I believe that President Obama “gets” this. But he is going to need our encouragement and support. The system that has grown since WWII, the one President Eisenhower warned us of in his farewell address, is firmly entrenched and connected. And not unlike a cancer that has metastasized, its roots are deep. And they run underneath the very ground we all stand on.

Like any living system, this system is exerting great force to maintain itself, and I’m sure Obama’s feeling the pressure.
I suspect some of the decisions made regarding Afghanistan may be due to this pressure.
But we can speak out! He gets email!

We may need to put our bodies on the line, so to speak. And truthfully they really are on the line. What we are facing,
we are all facing together.


We are being called to wake up. I believe that is part of what is happening all over the world right now. And with this waking up comes new responsibilities as well as new possibilities, and maybe, just maybe an ending to the nightmare that has been war.

My patient, John said that there are no good wars, but that good can come out of war.

I agree.

Good often comes out of places we could never imagine, and that speaks to the strength of the human spirit.

We are capable of so much, both individually and as a species!

We must all become willing to take action and to make hard choices when needed. We must look at how we live and what supports that, and if it doesn’t align with our values, or if it contributes to the suffering of another human being,
we need to begin to change it. And ultimately we must stop it all together!

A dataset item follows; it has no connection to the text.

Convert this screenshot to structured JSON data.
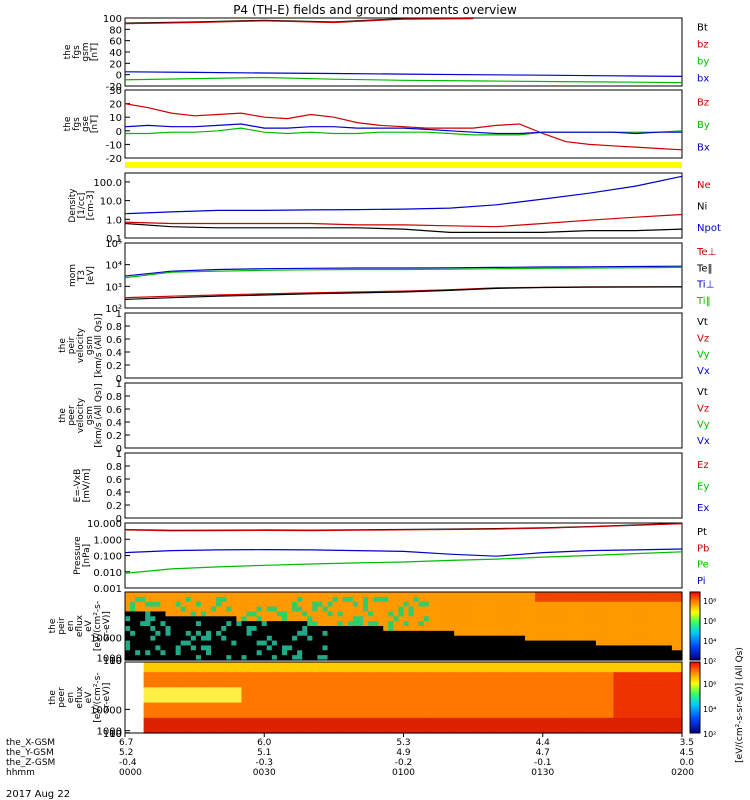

I know that many of you here are already aware of this. The good news is that more and more of us are becoming aware. The fact that the system has been so shaken may be one of the greatest gifts we’ve been given!

We have a president who is promising transparency, and I believe him. I think he will do all he can to fulfill this promise. I think we need to aspire for the same in our own lives. I also believe in congruency: alignment of thought, word, and action. If any one of these are out of alignment you are off balance, and it shows in your life.

Our society has been off balance for some time.
We are our society!

I’d like to hope that in a hundred years or so from now people will look back at this time and see it as “The Great Turning”-the time when humanity began to wake up and walk a different path. A time when we learned to not practice war anymore. It is possible. We may not live to see it come to fruition, but wouldn’t it be something to be a part of?